JP Morgan Asset Management’s Stephen Macklow-Smith says Europe’s ability to turn commodities into luxury brands provides cheap access to fast growing markets “wherever a global middle class is emerging”.
The co-manager of the £216m JP Morgan Europe fund explains that while issues with growth in Europe are driven primarily by the domestic economy, quoted Europe is able to tap into faster growing economies.
He says: “If you look at why the European economy is sluggish, it is because the domestic economy is struggling.
“However quoted Europe get around 50 per cent of their revenues from the domestic European economy, with the rest coming from faster growing economies that are all outside of Europe.”
Macklow-Smith details that many European stocks are able to access faster growing economies as a result of the “particular European skill” of transforming commodity products into luxury brands.
He says: “Europe has mastered the skill of turning commodities into luxuries. Their great strength is the ability to make a product that the rest of the world will queue up to buy.”
Nespresso coffee, produced by Nestle, one of the biggest manufacturers of soluble coffee in the world, is an example of such a brand, says Macklow-Smith.
He adds: “Soluble coffee is a commodity and the cost of manufacturing is very low and the price is very low as well.
“How do you turn this into a luxury? You create Nespresso. It is all about the brand, the Nespresso bars and ad campaign with George Clooney.”
The fund currently features Nestle as part of its top 10 holdings as well as producer of the brand Stella Artois, Anheuser-Busch InBev.
Macklow-Smith goes onto argue that concerns over whether a currency collapse in Europe may be a threat to exports currently provides an opportunity for this type of stock.
He says: “If the currency collapses of course it is going to be an issue.

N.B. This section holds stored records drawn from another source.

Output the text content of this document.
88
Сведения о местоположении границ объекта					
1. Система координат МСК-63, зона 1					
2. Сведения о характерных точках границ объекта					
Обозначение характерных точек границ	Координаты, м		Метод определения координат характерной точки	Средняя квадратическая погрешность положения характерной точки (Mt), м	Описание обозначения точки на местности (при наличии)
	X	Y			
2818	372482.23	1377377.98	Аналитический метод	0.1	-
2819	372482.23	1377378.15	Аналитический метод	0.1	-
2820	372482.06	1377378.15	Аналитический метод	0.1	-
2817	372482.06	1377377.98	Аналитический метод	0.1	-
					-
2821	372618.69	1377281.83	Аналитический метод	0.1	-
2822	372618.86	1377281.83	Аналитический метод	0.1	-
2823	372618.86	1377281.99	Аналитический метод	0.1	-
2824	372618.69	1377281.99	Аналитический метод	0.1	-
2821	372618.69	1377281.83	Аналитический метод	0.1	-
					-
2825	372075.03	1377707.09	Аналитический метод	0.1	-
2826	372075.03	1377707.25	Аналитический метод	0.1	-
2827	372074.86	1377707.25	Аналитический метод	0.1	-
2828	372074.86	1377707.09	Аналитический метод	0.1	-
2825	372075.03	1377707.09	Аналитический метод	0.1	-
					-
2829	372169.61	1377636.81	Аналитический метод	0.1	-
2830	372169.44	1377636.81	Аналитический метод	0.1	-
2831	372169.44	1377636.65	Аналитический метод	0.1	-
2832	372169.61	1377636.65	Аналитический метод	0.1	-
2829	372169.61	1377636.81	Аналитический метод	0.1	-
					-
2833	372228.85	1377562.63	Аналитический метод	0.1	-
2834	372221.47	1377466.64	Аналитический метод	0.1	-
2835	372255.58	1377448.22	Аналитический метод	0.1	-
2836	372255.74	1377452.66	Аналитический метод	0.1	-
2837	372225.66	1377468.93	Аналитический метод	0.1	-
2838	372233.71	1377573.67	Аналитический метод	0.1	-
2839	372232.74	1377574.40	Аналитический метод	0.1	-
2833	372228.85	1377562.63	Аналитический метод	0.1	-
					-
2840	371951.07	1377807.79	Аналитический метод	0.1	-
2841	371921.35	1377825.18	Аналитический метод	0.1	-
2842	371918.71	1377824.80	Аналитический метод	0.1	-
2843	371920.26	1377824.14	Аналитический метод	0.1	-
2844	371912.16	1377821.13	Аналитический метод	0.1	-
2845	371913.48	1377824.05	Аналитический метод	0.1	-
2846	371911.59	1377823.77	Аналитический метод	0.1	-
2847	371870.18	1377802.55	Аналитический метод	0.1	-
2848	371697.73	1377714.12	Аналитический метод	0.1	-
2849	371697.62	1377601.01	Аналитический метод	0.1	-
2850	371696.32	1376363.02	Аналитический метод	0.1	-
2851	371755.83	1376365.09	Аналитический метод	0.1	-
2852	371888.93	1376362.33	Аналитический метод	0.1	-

However if it doesn’t what you get is companies with a massive export reach and exposure to a burgeoning global middle class that are also cheap because people are worried that the euro won’t survive.”
The recent slowdown in emerging markets currently poses a potential issue for Europe’s export brands, says Macklow Smith, but there is also flexibility to look elsewhere. He adds: “These companies are led by wherever there a global middle class is emerging.”